One final post from the North

Posted by S. , Monday, June 27, 2011 11:37 PM

In less than 24 hours I'll be home.
It's over.
I stopped counting down in the last week, and had that "just a little bit more time, please?" sentiment that inevitably strikes me, regardless of whether the experience is great, horrible, or somewhere in the ho-hum middle.
I feel a tiny little tinge of regret that I decided to leave a day earlier (oh, with all the packing I feel I have left to do, this feeling grows!) and that I should have left with everyone else. But, alas, when I wrote the date on the paper, after much debate, I felt a day at home would be more... appreciated. That was, of course, with going to Mistissini in the fall. Which I am re-evaluating. The longer I'm farther, the less chances of getting the job I want long-term, closer.
Anyway, I was diverging.
I'm sitting here on my couch in my living room on Nottaway street on the banks of the Rupert River, for one final time. One final blog post from the North. (Yes, the blog URL and name will need to be changed in due time). Even if I head North again, it won't be here.
It's an odd feeling, leaving for good. There's a certain finality, that I've never experienced before. I will not come here again, most likely. I won't see these sunsets and people ever again.
It was a year experience of ultimate lows. I leave happy to go, and desperate for employment in the South, yes. There were some good points, though. I had an amazing class. I met a few good people that taught me a lot. I found love (and subsequently lost it), which I find hard to deal with. I think that... sense of loss is coming back, now, in the final hours. it's really hitting home: this isn't at all how I envisioned leaving in June, back in late September. Goodbye forever is nowhere near the happy ending I saw playing in my mind. Hey, I blew it. I know things now I didn't with the infamous M, and I know that, in time, I'll look back with some nostalgic sadness, but that the regret and tears eventually cease. Right now, though, it's still a capital R Regret. Painful. But, you can't make someone fall BACK in love with you. That's the way it goes. I accept that.
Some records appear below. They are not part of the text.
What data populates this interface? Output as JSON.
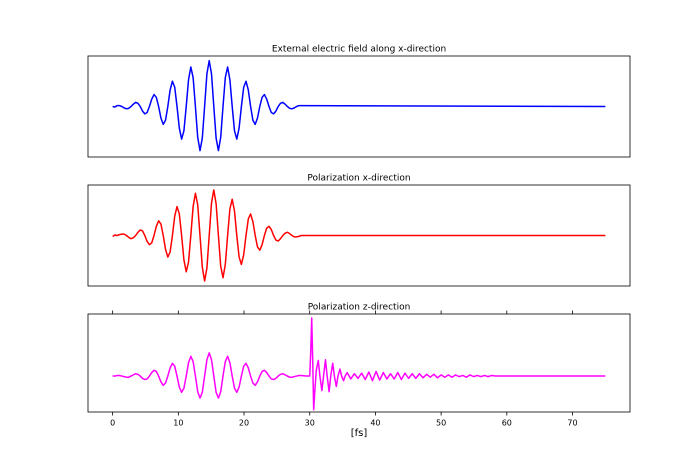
{
  "chart_data": [
    {
      "type": "line",
      "title": "External electric field along x-direction",
      "color": "#0000ff",
      "xlim": [
        -3.75,
        78.75
      ],
      "ylim": [
        -1.1,
        1.1
      ],
      "x": [
        0,
        0.35,
        0.7,
        1.05,
        1.4,
        1.75,
        2.1,
        2.45,
        2.8,
        3.15,
        3.5,
        3.85,
        4.2,
        4.55,
        4.9,
        5.25,
        5.6,
        5.95,
        6.3,
        6.65,
        7,
        7.35,
        7.7,
        8.05,
        8.4,
        8.75,
        9.1,
        9.45,
        9.8,
        10.15,
        10.5,
        10.85,
        11.2,
        11.55,
        11.9,
        12.25,
        12.6,
        12.95,
        13.3,
        13.65,
        14,
        14.35,
        14.7,
        15.05,
        15.4,
        15.75,
        16.1,
        16.45,
        16.8,
        17.15,
        17.5,
        17.85,
        18.2,
        18.55,
        18.9,
        19.25,
        19.6,
        19.95,
        20.3,
        20.65,
        21,
        21.35,
        21.7,
        22.05,
        22.4,
        22.75,
        23.1,
        23.45,
        23.8,
        24.15,
        24.5,
        24.85,
        25.2,
        25.55,
        25.9,
        26.25,
        26.6,
        26.95,
        27.3,
        27.65,
        28,
        28.35,
        28.7,
        75
      ],
      "values": [
        0,
        -0.01,
        0.02,
        0.02,
        0,
        -0.03,
        -0.05,
        -0.04,
        0,
        0.05,
        0.09,
        0.07,
        0,
        -0.1,
        -0.16,
        -0.13,
        0,
        0.16,
        0.26,
        0.2,
        0,
        -0.25,
        -0.39,
        -0.3,
        0,
        0.36,
        0.55,
        0.42,
        0,
        -0.47,
        -0.71,
        -0.53,
        0,
        0.58,
        0.86,
        0.63,
        0,
        -0.67,
        -0.96,
        -0.69,
        0,
        0.71,
        1,
        0.71,
        0,
        -0.69,
        -0.96,
        -0.67,
        0,
        0.63,
        0.86,
        0.58,
        0,
        -0.53,
        -0.71,
        -0.47,
        0,
        0.42,
        0.55,
        0.36,
        0,
        -0.3,
        -0.39,
        -0.25,
        0,
        0.2,
        0.26,
        0.16,
        0,
        -0.13,
        -0.16,
        -0.1,
        0,
        0.07,
        0.09,
        0.05,
        0,
        -0.04,
        -0.05,
        -0.03,
        0,
        0.02,
        0.02,
        0
      ]
    },
    {
      "type": "line",
      "title": "Polarization x-direction",
      "color": "#ff0000",
      "xlim": [
        -3.75,
        78.75
      ],
      "ylim": [
        -1.1,
        1.1
      ],
      "x": [
        0,
        0.35,
        0.7,
        1.05,
        1.4,
        1.75,
        2.1,
        2.45,
        2.8,
        3.15,
        3.5,
        3.85,
        4.2,
        4.55,
        4.9,
        5.25,
        5.6,
        5.95,
        6.3,
        6.65,
        7,
        7.35,
        7.7,
        8.05,
        8.4,
        8.75,
        9.1,
        9.45,
        9.8,
        10.15,
        10.5,
        10.85,
        11.2,
        11.55,
        11.9,
        12.25,
        12.6,
        12.95,
        13.3,
        13.65,
        14,
        14.35,
        14.7,
        15.05,
        15.4,
        15.75,
        16.1,
        16.45,
        16.8,
        17.15,
        17.5,
        17.85,
        18.2,
        18.55,
        18.9,
        19.25,
        19.6,
        19.95,
        20.3,
        20.65,
        21,
        21.35,
        21.7,
        22.05,
        22.4,
        22.75,
        23.1,
        23.45,
        23.8,
        24.15,
        24.5,
        24.85,
        25.2,
        25.55,
        25.9,
        26.25,
        26.6,
        26.95,
        27.3,
        27.65,
        28,
        28.35,
        28.7,
        75
      ],
      "values": [
        -0.02,
        0.01,
        0,
        0.02,
        0.03,
        0.03,
        0,
        -0.04,
        -0.07,
        -0.05,
        0,
        0.07,
        0.12,
        0.1,
        0,
        -0.13,
        -0.2,
        -0.16,
        0,
        0.2,
        0.32,
        0.25,
        0,
        -0.3,
        -0.47,
        -0.36,
        0,
        0.42,
        0.63,
        0.47,
        0,
        -0.53,
        -0.79,
        -0.58,
        0,
        0.63,
        0.92,
        0.67,
        0,
        -0.69,
        -0.99,
        -0.71,
        0,
        0.71,
        0.99,
        0.69,
        0,
        -0.67,
        -0.92,
        -0.63,
        0,
        0.58,
        0.79,
        0.53,
        0,
        -0.47,
        -0.63,
        -0.42,
        0,
        0.36,
        0.47,
        0.3,
        0,
        -0.25,
        -0.32,
        -0.2,
        0,
        0.16,
        0.2,
        0.13,
        0,
        -0.1,
        -0.12,
        -0.07,
        0,
        0.05,
        0.07,
        0.04,
        0,
        -0.03,
        -0.03,
        -0.02,
        0,
        0
      ]
    },
    {
      "type": "line",
      "title": "Polarization z-direction",
      "color": "#ff00ff",
      "xlim": [
        -3.75,
        78.75
      ],
      "ylim": [
        -0.62,
        1.07
      ],
      "xticks": [
        0,
        10,
        20,
        30,
        40,
        50,
        60,
        70
      ],
      "xlabel": "[fs]",
      "x": [
        0,
        0.35,
        0.7,
        1.05,
        1.4,
        1.75,
        2.1,
        2.45,
        2.8,
        3.15,
        3.5,
        3.85,
        4.2,
        4.55,
        4.9,
        5.25,
        5.6,
        5.95,
        6.3,
        6.65,
        7,
        7.35,
        7.7,
        8.05,
        8.4,
        8.75,
        9.1,
        9.45,
        9.8,
        10.15,
        10.5,
        10.85,
        11.2,
        11.55,
        11.9,
        12.25,
        12.6,
        12.95,
        13.3,
        13.65,
        14,
        14.35,
        14.7,
        15.05,
        15.4,
        15.75,
        16.1,
        16.45,
        16.8,
        17.15,
        17.5,
        17.85,
        18.2,
        18.55,
        18.9,
        19.25,
        19.6,
        19.95,
        20.3,
        20.65,
        21,
        21.35,
        21.7,
        22.05,
        22.4,
        22.75,
        23.1,
        23.45,
        23.8,
        24.15,
        24.5,
        24.85,
        25.2,
        25.55,
        25.9,
        26.25,
        26.6,
        26.95,
        27.3,
        27.65,
        28,
        28.35,
        28.7,
        29.4,
        30,
        30.15,
        30.3,
        30.45,
        30.6,
        30.75,
        31,
        31.3,
        31.55,
        31.85,
        32.1,
        32.4,
        32.65,
        32.95,
        33.2,
        33.5,
        33.75,
        34.05,
        34.3,
        34.6,
        34.85,
        35.15,
        35.4,
        35.7,
        36.25,
        36.8,
        37.35,
        37.9,
        38.45,
        39,
        39.55,
        40.1,
        40.65,
        41.2,
        41.75,
        42.3,
        42.85,
        43.4,
        43.95,
        44.5,
        45.05,
        45.6,
        46.15,
        46.7,
        47.25,
        47.8,
        48.35,
        48.9,
        49.45,
        50,
        50.55,
        51.1,
        51.65,
        52.2,
        52.75,
        53.3,
        53.85,
        54.4,
        54.95,
        55.5,
        56.05,
        56.6,
        57.15,
        57.7,
        58.25,
        75
      ],
      "values": [
        0,
        0,
        0.01,
        0.01,
        0,
        -0.01,
        -0.02,
        -0.02,
        0,
        0.02,
        0.04,
        0.03,
        0,
        -0.04,
        -0.06,
        -0.05,
        0,
        0.06,
        0.1,
        0.08,
        0,
        -0.1,
        -0.16,
        -0.12,
        0,
        0.14,
        0.22,
        0.17,
        0,
        -0.19,
        -0.28,
        -0.21,
        0,
        0.23,
        0.34,
        0.25,
        0,
        -0.27,
        -0.38,
        -0.28,
        0,
        0.28,
        0.4,
        0.28,
        0,
        -0.28,
        -0.38,
        -0.27,
        0,
        0.25,
        0.34,
        0.23,
        0,
        -0.21,
        -0.28,
        -0.19,
        0,
        0.17,
        0.22,
        0.14,
        0,
        -0.12,
        -0.16,
        -0.1,
        0,
        0.08,
        0.1,
        0.06,
        0,
        -0.05,
        -0.06,
        -0.04,
        0,
        0.03,
        0.04,
        0.02,
        0,
        -0.02,
        -0.02,
        -0.01,
        0,
        0.01,
        0.01,
        0,
        0,
        0.4,
        1,
        0.3,
        -0.58,
        -0.3,
        0.1,
        0.27,
        0,
        -0.25,
        0,
        0.28,
        0,
        -0.27,
        0,
        0.22,
        0,
        -0.18,
        0,
        0.12,
        0,
        -0.08,
        0,
        0.06,
        -0.05,
        0.04,
        -0.04,
        0.05,
        -0.06,
        0.07,
        -0.08,
        0.08,
        -0.07,
        0.06,
        -0.05,
        0.04,
        -0.05,
        0.06,
        -0.06,
        0.05,
        -0.04,
        0.04,
        -0.04,
        0.04,
        -0.03,
        0.03,
        -0.02,
        0.03,
        -0.03,
        0.02,
        -0.02,
        0.02,
        -0.02,
        0.02,
        -0.01,
        0.01,
        -0.02,
        0.02,
        -0.01,
        0.01,
        -0.01,
        0.01,
        -0.01,
        0.01,
        0,
        0
      ]
    }
  ]
}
Leaving sucks. Especially when leaving to start over new, yet again, in 6 weeks' time, from zero, no matter how things play out.

Maybe, in the end, I could use a little extra time. Goodbyes always feel like they need that extra day, that extra week.

Off to finish the packing.

Goodbye, Waskaganish. Thank you for the lessons, the love and heartache, and the good times. And the many bug bites. I leave you wiser, sadder, older, thinner, calmer, and more mature than when I arrived in late August.